Private Fred Shorthouse has no known grave.
Many of the streets and terraces of the first world war Trimdons are no longer there, but it can still be recorded that Front street, Trimdon Grange, lost four men to the war. Railway row, Deaf Hill lost three. Cross street, Trimdon Foundry, lost three. Kelloe Winning lost four. Coffee Pot row, Trimdon Colliery, lost four. The Plantations, Trimdon Grange, lost five. The list goes on.
The research undertaken by Adam Luke will be placed in a roll of honour and will detail not just those from Trimdon who were killed during the First World War, but those killed in all the wars since. The Trimdons have given up 269 of their own in conflicts since 1914. I want to commend the work Adam has done to ensure that all those who have lost their lives from the Trimdons will be remembered.
At 10.30pm on Monday 4 August, in St Mary Magdalene's Church in Trimdon Village—like in many other places of worship up and down the land—a candlelit vigil will take place to remember the 199 Trimdon men killed during the war to end all wars. The Trimdons’ loss was not unique, but it serves as a sobering reminder of the suffering our communities embraced between 1914 and 1918.
The horizons of the men from the Trimdons during those years were limited to going down the pit or going to war. All that lay on the horizon for the women of the Trimdons during those years was inevitably to live in a pit village and marry a pitman. In 2014, all the pits have closed and there is no world war. The horizon for the young people of Trimdon is broad and, for many, is lit with optimism.

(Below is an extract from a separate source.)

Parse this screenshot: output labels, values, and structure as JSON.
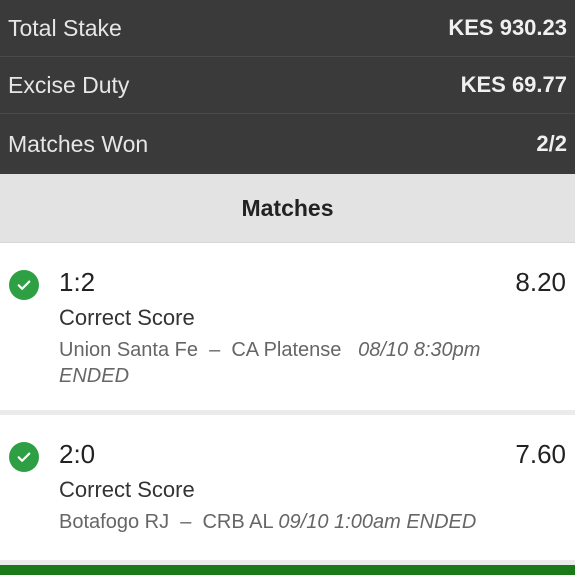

Adam Luke is the grandson of a bus driver and is now at Oxford university, something that could never have been dreamed of during Fred Shorthouse’s short life. The aspirations of our young people in the second decade of the 21st century are many and varied. It is down to us to ensure those aspirations are fulfilled in a world where neither death by coalfield disasters or world wars will ever happen again.
I want to end my speech by returning to Private Fred Shorthouse and some words by his wife Mary. She could not afford a sturdy memorial to sustain his memory over the decades. Mary had instead a Remembrance card printed. It read:
“In loving memory of Private F Shorthouse,
Beloved husband of Mary Shorthouse of Trimdon Colliery, Who fell in action, November 8th, 1916 aged 27 years.
Deeply mourned by his loving wife and child.
Gone, but not forgotten.
I hope someday my eyes shall see,
The face I loved so well,
I hope someday my hands shall clasp.
And never say farewell.”
We must ensure that our nation never says farewell to those who served and died for their country. We must never forget. That is why this debate and the commemorations to come are so important.
Stephen Walmsley a great nephew and district court judge in Sydney, N.S.W. Australia wrote about this speech:
Thank you very much for sending me that moving speech. I had known grandfather (Arthur) had brothers but although he spoke of them I don't remember him speaking of their deaths. I am so pleased the memory of his brothers still lives.